If boys will be boys…

If boys will be boys…

One of the inspirational women that I met in America last month recently drew my attention to this article.

I encourage you to follow the link above and read it, and I’m actually encouraging a lot of people to do the same.

Because, wow, is this true.

And it really needs to be heard.

Because this is where our talk gets real. And our faith gets lived out. And we really see the higher standard of purity that our Heavenly Father calls us to.

And we see why He does.

And what’s written here is beautifully true. Beautifully worded and full of a restoring reality that I want to share with others.

More than I do.

It’s also hard hitting. Because none of us are immune from the challenge and the experiences and maybe even the pain of this issue.

None of us.

Men and women. Boys and girls. Abused and abuser. Exploited and powerful.

Every single human heart who wars to stand for the purity that is spoken about in Scripture and who strives to work out what that even looks like.

Every single human heart that asks ‘how far is too far’ in regards to what we let our eyes view and our ears hear and our hands and feet experience.

And every single human heart that has failed, and come to Jesus in repentant tears saying, ‘I choose You. But I need You to help me love You and live for You as I should’.

 

Because truthfully, I meet young women every day who think they are garbage.

Worthless.

Inadequate.

And I meet young men every day who think that the women in their lives are garbage.

Worthless.

Inadequate.

And maybe they’d never say it in so many words.

Or maybe they would.

But in their actions they display their heart. And when they objectify those they are meant to treasure, and lust after those they were meant to love, and force those they were meant to defend… We have a problem.

A sin problem.

A human problem.

When we justify pornography as an acceptable, not just on the top shelves or adult-only websites, but through our pop videos and teenage magazines. When we allow our children to happily sing along to the crude lyrics in our iTunes top 10 and don’t guard their hearts or teach them how to.

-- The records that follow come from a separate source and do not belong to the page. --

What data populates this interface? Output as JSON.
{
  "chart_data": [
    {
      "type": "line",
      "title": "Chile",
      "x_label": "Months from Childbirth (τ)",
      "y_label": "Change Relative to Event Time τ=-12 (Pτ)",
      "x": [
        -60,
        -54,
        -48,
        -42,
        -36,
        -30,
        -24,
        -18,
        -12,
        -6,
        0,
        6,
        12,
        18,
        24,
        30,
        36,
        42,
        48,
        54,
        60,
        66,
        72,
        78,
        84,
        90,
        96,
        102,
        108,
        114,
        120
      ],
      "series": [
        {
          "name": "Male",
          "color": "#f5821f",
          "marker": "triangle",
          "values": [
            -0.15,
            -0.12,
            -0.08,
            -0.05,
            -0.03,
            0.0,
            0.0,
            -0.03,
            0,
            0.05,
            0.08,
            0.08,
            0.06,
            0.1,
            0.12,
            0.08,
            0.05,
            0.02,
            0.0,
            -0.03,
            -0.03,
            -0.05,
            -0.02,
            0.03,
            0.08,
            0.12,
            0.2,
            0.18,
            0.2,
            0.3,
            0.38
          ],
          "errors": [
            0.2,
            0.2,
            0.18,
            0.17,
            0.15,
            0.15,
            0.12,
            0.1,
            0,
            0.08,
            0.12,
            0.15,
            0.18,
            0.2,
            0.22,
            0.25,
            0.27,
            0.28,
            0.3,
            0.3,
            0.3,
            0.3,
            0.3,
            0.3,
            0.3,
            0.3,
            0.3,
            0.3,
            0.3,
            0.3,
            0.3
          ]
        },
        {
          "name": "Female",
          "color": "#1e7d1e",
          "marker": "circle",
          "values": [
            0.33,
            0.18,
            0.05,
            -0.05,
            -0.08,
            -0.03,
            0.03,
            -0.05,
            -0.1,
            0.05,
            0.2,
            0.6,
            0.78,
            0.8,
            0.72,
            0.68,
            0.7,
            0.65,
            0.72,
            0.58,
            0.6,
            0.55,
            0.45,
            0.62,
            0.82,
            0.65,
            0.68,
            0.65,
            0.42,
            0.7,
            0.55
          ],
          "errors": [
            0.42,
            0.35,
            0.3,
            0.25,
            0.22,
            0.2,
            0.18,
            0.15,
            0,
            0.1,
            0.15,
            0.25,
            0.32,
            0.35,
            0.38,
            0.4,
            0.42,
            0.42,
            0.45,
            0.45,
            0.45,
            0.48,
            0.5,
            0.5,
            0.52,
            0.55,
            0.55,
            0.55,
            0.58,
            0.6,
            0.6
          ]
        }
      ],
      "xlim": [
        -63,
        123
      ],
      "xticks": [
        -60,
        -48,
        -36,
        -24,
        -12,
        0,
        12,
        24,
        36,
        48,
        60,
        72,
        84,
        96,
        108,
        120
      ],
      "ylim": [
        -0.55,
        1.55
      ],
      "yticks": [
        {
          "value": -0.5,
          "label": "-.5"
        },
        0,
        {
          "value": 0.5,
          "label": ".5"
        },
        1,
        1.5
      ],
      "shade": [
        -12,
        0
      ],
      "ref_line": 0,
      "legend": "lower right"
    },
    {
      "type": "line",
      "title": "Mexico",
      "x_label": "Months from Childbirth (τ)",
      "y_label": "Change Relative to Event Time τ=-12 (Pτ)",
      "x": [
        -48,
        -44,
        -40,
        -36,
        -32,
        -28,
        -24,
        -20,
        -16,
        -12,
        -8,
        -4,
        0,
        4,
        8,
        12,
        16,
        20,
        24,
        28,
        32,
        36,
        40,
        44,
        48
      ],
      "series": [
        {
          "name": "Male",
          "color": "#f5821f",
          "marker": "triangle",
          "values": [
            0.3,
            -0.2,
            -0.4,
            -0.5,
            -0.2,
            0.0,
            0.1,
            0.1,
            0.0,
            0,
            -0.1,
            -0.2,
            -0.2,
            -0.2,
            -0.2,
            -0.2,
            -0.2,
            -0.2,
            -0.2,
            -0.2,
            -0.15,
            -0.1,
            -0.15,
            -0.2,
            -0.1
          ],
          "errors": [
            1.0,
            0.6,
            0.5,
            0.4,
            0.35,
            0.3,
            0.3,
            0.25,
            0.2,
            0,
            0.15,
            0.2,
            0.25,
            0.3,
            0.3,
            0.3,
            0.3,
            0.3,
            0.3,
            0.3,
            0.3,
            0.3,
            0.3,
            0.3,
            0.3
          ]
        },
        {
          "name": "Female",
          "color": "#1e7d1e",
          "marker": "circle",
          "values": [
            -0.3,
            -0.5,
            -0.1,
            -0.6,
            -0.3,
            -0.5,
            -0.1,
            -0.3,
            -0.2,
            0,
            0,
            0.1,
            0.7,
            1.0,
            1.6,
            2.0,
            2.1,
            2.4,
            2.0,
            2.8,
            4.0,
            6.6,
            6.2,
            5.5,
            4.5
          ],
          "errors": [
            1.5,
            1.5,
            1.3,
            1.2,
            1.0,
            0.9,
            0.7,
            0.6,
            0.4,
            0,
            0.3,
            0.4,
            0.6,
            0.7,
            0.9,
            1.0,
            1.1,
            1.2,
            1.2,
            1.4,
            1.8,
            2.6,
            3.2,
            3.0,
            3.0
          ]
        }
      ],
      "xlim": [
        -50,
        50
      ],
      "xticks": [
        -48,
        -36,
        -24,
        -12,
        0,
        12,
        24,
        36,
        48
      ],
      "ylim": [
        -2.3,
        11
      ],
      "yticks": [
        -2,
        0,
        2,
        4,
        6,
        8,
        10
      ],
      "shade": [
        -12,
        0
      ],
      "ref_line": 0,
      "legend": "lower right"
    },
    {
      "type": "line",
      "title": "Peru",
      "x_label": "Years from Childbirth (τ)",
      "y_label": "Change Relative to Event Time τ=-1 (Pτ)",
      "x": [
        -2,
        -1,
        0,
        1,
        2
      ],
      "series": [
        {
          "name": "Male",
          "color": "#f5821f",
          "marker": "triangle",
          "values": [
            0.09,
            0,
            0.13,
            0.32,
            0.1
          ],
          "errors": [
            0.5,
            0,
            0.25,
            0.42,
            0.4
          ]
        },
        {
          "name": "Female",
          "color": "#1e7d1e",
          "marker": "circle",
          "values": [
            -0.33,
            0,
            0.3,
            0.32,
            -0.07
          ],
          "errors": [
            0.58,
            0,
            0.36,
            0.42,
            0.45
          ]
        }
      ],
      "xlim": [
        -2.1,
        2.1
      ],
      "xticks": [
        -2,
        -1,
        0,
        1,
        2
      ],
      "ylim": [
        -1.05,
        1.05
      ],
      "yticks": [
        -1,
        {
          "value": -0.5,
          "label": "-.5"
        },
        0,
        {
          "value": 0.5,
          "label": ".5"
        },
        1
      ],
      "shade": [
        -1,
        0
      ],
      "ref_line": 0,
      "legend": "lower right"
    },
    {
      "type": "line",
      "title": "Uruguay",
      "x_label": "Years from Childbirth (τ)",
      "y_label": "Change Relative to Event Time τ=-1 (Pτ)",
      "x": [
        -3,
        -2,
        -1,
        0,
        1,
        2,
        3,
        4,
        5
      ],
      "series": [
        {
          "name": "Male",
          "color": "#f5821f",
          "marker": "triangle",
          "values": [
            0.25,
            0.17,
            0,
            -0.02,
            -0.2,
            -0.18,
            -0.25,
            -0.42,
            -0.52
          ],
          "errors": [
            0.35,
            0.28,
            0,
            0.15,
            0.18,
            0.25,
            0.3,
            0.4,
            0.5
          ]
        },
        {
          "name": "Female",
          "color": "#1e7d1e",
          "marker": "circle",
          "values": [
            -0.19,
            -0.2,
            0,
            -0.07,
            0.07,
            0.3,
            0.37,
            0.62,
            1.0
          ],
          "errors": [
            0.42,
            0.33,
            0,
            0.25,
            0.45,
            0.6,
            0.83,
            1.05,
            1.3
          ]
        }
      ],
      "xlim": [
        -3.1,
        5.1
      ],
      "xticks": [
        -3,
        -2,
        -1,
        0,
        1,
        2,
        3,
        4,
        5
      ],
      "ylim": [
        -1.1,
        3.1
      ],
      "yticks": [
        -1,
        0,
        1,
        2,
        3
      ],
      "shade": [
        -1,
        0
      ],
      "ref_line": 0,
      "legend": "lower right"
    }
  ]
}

When we tell our girls that they have to ‘kiss a lot of frogs to find their prince’ and don’t teach them the God-given gifts of modesty and purity that protect their self-worth… We have a problem.

A sin problem.

A human problem.

And when men think wrongly of women, because they really think wrongly of themselves, because they really think wrongly of God… We have a problem. Just like when women think wrongly of men, because they really think wrongly of themselves, because they really think wrongly of God… We have a problem.

A sin problem.

A human problem.

When the prevailing thinking is boys will be boys – girls will be garbage. And that is never the heart of God.

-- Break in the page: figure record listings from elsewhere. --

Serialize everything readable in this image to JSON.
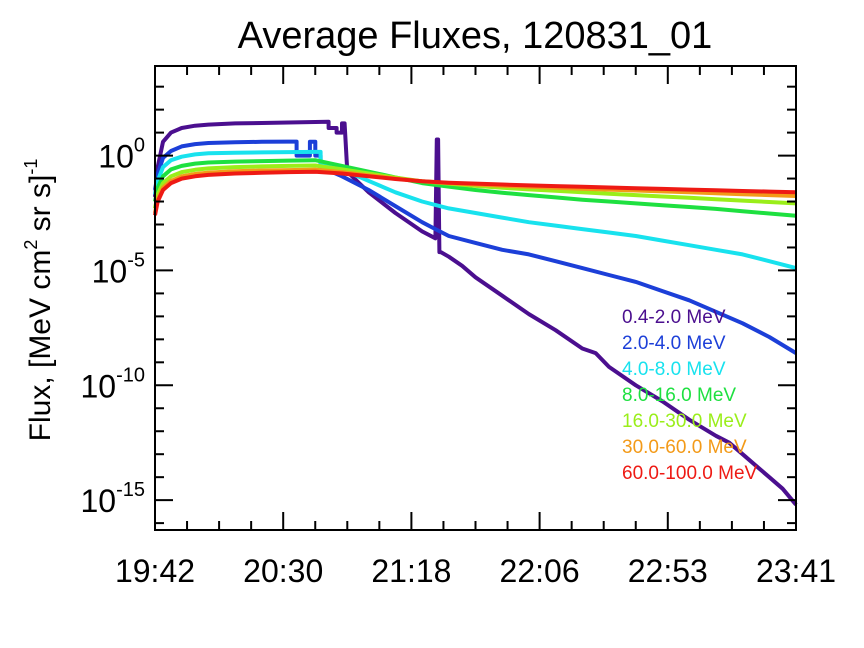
{
  "chart_data": {
    "type": "line",
    "title": "Average Fluxes, 120831_01",
    "xlabel": "",
    "ylabel": {
      "prefix": "Flux, [MeV cm",
      "sup1": "2",
      "middle": " sr s]",
      "sup2": "-1"
    },
    "yscale": "log",
    "ylim_exp": [
      -16.3,
      3.9
    ],
    "xlim_min": [
      0,
      240
    ],
    "x_ticks": [
      "19:42",
      "20:30",
      "21:18",
      "22:06",
      "22:53",
      "23:41"
    ],
    "y_ticks": [
      {
        "base": "10",
        "exp": "0",
        "value_exp": 0
      },
      {
        "base": "10",
        "exp": "-5",
        "value_exp": -5
      },
      {
        "base": "10",
        "exp": "-10",
        "value_exp": -10
      },
      {
        "base": "10",
        "exp": "-15",
        "value_exp": -15
      }
    ],
    "grid": false,
    "legend_position": "bottom-right",
    "series": [
      {
        "name": "0.4-2.0 MeV",
        "color": "#4b0f8f",
        "x": [
          0,
          1,
          3,
          6,
          10,
          15,
          20,
          30,
          40,
          50,
          60,
          65,
          65,
          68,
          68,
          70,
          70,
          71,
          72,
          80,
          90,
          100,
          105,
          105.5,
          106,
          106.5,
          107,
          110,
          115,
          120,
          130,
          140,
          150,
          160,
          165,
          170,
          180,
          190,
          200,
          210,
          215,
          220,
          225,
          230,
          235,
          240
        ],
        "y_exp": [
          -1.8,
          -0.5,
          0.6,
          1.0,
          1.2,
          1.3,
          1.35,
          1.4,
          1.42,
          1.44,
          1.46,
          1.47,
          1.2,
          1.2,
          1.0,
          1.0,
          1.4,
          1.4,
          -0.7,
          -1.6,
          -2.5,
          -3.3,
          -3.6,
          0.7,
          0.7,
          -4.2,
          -4.2,
          -4.4,
          -4.8,
          -5.3,
          -6.1,
          -6.9,
          -7.6,
          -8.4,
          -8.6,
          -9.2,
          -10.0,
          -10.7,
          -11.5,
          -12.2,
          -12.5,
          -13.0,
          -13.5,
          -14.0,
          -14.5,
          -15.2
        ]
      },
      {
        "name": "2.0-4.0 MeV",
        "color": "#1c3fd8",
        "x": [
          0,
          1,
          3,
          6,
          10,
          15,
          20,
          30,
          40,
          50,
          53,
          53,
          58,
          58,
          60,
          60,
          62,
          62,
          70,
          80,
          90,
          100,
          105,
          110,
          120,
          130,
          140,
          150,
          160,
          170,
          180,
          190,
          200,
          210,
          220,
          230,
          240
        ],
        "y_exp": [
          -1.5,
          -0.8,
          -0.1,
          0.2,
          0.4,
          0.5,
          0.55,
          0.58,
          0.6,
          0.61,
          0.61,
          0.0,
          0.0,
          0.6,
          0.6,
          0.0,
          0.0,
          -0.5,
          -0.9,
          -1.5,
          -2.2,
          -2.9,
          -3.2,
          -3.5,
          -3.8,
          -4.1,
          -4.3,
          -4.6,
          -4.9,
          -5.2,
          -5.5,
          -5.9,
          -6.3,
          -6.8,
          -7.3,
          -7.9,
          -8.6
        ]
      },
      {
        "name": "4.0-8.0 MeV",
        "color": "#18e2ee",
        "x": [
          0,
          1,
          3,
          6,
          10,
          15,
          20,
          30,
          40,
          50,
          60,
          62,
          62,
          65,
          70,
          80,
          90,
          100,
          110,
          120,
          130,
          140,
          150,
          160,
          170,
          180,
          190,
          200,
          210,
          220,
          230,
          240
        ],
        "y_exp": [
          -1.7,
          -1.1,
          -0.5,
          -0.2,
          -0.05,
          0.05,
          0.1,
          0.12,
          0.14,
          0.15,
          0.16,
          0.16,
          -0.3,
          -0.35,
          -0.6,
          -1.1,
          -1.6,
          -2.0,
          -2.3,
          -2.5,
          -2.7,
          -2.9,
          -3.05,
          -3.2,
          -3.35,
          -3.5,
          -3.7,
          -3.9,
          -4.1,
          -4.3,
          -4.6,
          -4.9
        ]
      },
      {
        "name": "8.0-16.0 MeV",
        "color": "#1ee040",
        "x": [
          0,
          1,
          3,
          6,
          10,
          15,
          20,
          30,
          40,
          50,
          60,
          70,
          80,
          90,
          100,
          110,
          120,
          130,
          140,
          150,
          160,
          170,
          180,
          190,
          200,
          210,
          220,
          230,
          240
        ],
        "y_exp": [
          -2.0,
          -1.4,
          -0.9,
          -0.6,
          -0.45,
          -0.35,
          -0.3,
          -0.26,
          -0.24,
          -0.22,
          -0.2,
          -0.45,
          -0.7,
          -0.95,
          -1.2,
          -1.35,
          -1.5,
          -1.62,
          -1.72,
          -1.82,
          -1.92,
          -2.0,
          -2.08,
          -2.16,
          -2.24,
          -2.32,
          -2.42,
          -2.52,
          -2.62
        ]
      },
      {
        "name": "16.0-30.0 MeV",
        "color": "#9aee1a",
        "x": [
          0,
          1,
          3,
          6,
          10,
          15,
          20,
          30,
          40,
          50,
          60,
          70,
          80,
          90,
          100,
          110,
          120,
          130,
          140,
          150,
          160,
          170,
          180,
          190,
          200,
          210,
          220,
          230,
          240
        ],
        "y_exp": [
          -2.3,
          -1.7,
          -1.2,
          -0.9,
          -0.72,
          -0.62,
          -0.56,
          -0.5,
          -0.47,
          -0.45,
          -0.43,
          -0.6,
          -0.78,
          -0.96,
          -1.12,
          -1.22,
          -1.32,
          -1.4,
          -1.47,
          -1.53,
          -1.6,
          -1.66,
          -1.72,
          -1.78,
          -1.84,
          -1.9,
          -1.96,
          -2.02,
          -2.08
        ]
      },
      {
        "name": "30.0-60.0 MeV",
        "color": "#f39a18",
        "x": [
          0,
          1,
          3,
          6,
          10,
          15,
          20,
          30,
          40,
          50,
          60,
          70,
          80,
          90,
          100,
          110,
          120,
          130,
          140,
          150,
          160,
          170,
          180,
          190,
          200,
          210,
          220,
          230,
          240
        ],
        "y_exp": [
          -2.5,
          -1.9,
          -1.4,
          -1.1,
          -0.9,
          -0.8,
          -0.74,
          -0.68,
          -0.65,
          -0.63,
          -0.61,
          -0.72,
          -0.86,
          -1.0,
          -1.12,
          -1.2,
          -1.26,
          -1.31,
          -1.36,
          -1.4,
          -1.44,
          -1.48,
          -1.52,
          -1.56,
          -1.6,
          -1.64,
          -1.68,
          -1.72,
          -1.76
        ]
      },
      {
        "name": "60.0-100.0 MeV",
        "color": "#ee1a14",
        "x": [
          0,
          1,
          3,
          6,
          10,
          15,
          20,
          30,
          40,
          50,
          60,
          70,
          80,
          90,
          100,
          110,
          120,
          130,
          140,
          150,
          160,
          170,
          180,
          190,
          200,
          210,
          220,
          230,
          240
        ],
        "y_exp": [
          -2.6,
          -2.0,
          -1.5,
          -1.2,
          -1.0,
          -0.9,
          -0.84,
          -0.78,
          -0.75,
          -0.72,
          -0.7,
          -0.78,
          -0.9,
          -1.02,
          -1.12,
          -1.18,
          -1.22,
          -1.26,
          -1.3,
          -1.33,
          -1.36,
          -1.39,
          -1.42,
          -1.45,
          -1.48,
          -1.51,
          -1.54,
          -1.57,
          -1.6
        ]
      }
    ]
  }
}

Because this is a problem.

Our problem.

Rooted in the fact that we ALL need a Saviour. A Restorer. And a Healer.

All.

Because when it comes down to it we all can feel like garbage.

Worthless.

Inadequate.

Until the redeeming power that is only found in the precious-spilt-blood of the perfect-beautiful-God-man-Jesus, washes over us, and wipes our past clean, and clothes us in righteousness, and gives us a hope and a dignity for today, tomorrow and every day to come.

Because I know I’ve been there. Letting culture tell me that purity isn’t worth fighting for and in that, letting myself believe that I am not worth fighting for. I’ve felt the effects. I’ve been broken down, and beaten up, and spat out by the lies of the enemy, until I came through the experiences of life and really, really realised that the One who had always loved me, and always fought for me, and always treasured me, was the One who would now heal me, and restore me, and pursue me. My Father. My Saviour. My Healer.

Yesterday I spent the afternoon with a young woman who was so, so broken by life. And she told me that she was worthless. Her last two ‘boyfriends’ had left her black and blue on more than just her flesh, and the scars in her life ran deeper than the outward marks. She told me that she didn’t know if she’d make it through this time. She told me that men just used her for sex that she didn’t even enjoy. She told me that she had no hope. She asked me why if there was a God and if He loved her would He keep letting these things happen to her and why would He let her hate herself so much.’

‘Why would your God love someone like me?’

And as I held her tiny frame and soothed her tears, I could only let my heart break with hers, knowing that our Father’s heart already did.

But I could give her hope.

‘Because sweet, sweet girl. That was never the heart of God. And He doesn’t treat you like you’ve been treated. And He doesn’t condemn you. And He doesn’t leave you. And you are worth more to Him than you know. And He doesn’t love you because of what you have or haven’t done for Him, He loves you because you are the precious daughter of His heart, and the treasured beauty of Your Father. And my God would love someone like you, because He loved someone like me. And I may not have walked where you have walked, but I have walked my own story and I have known Him as Healer. And if He loved me in my pain, through my pain, and out of my pain, then He can do the same for you’.

And as my heart broke over this precious child of God, I remembered the women that Jesus had restored. The outcast. The abandoned. The abused. The adultress. The harlot. The poor. The widow. The weak.

And I had hope.

Praise a God who loves us with a mercy we don’t deserve, into a freedom we don’t earn, for a redeemed future of restored purity. Only Jesus.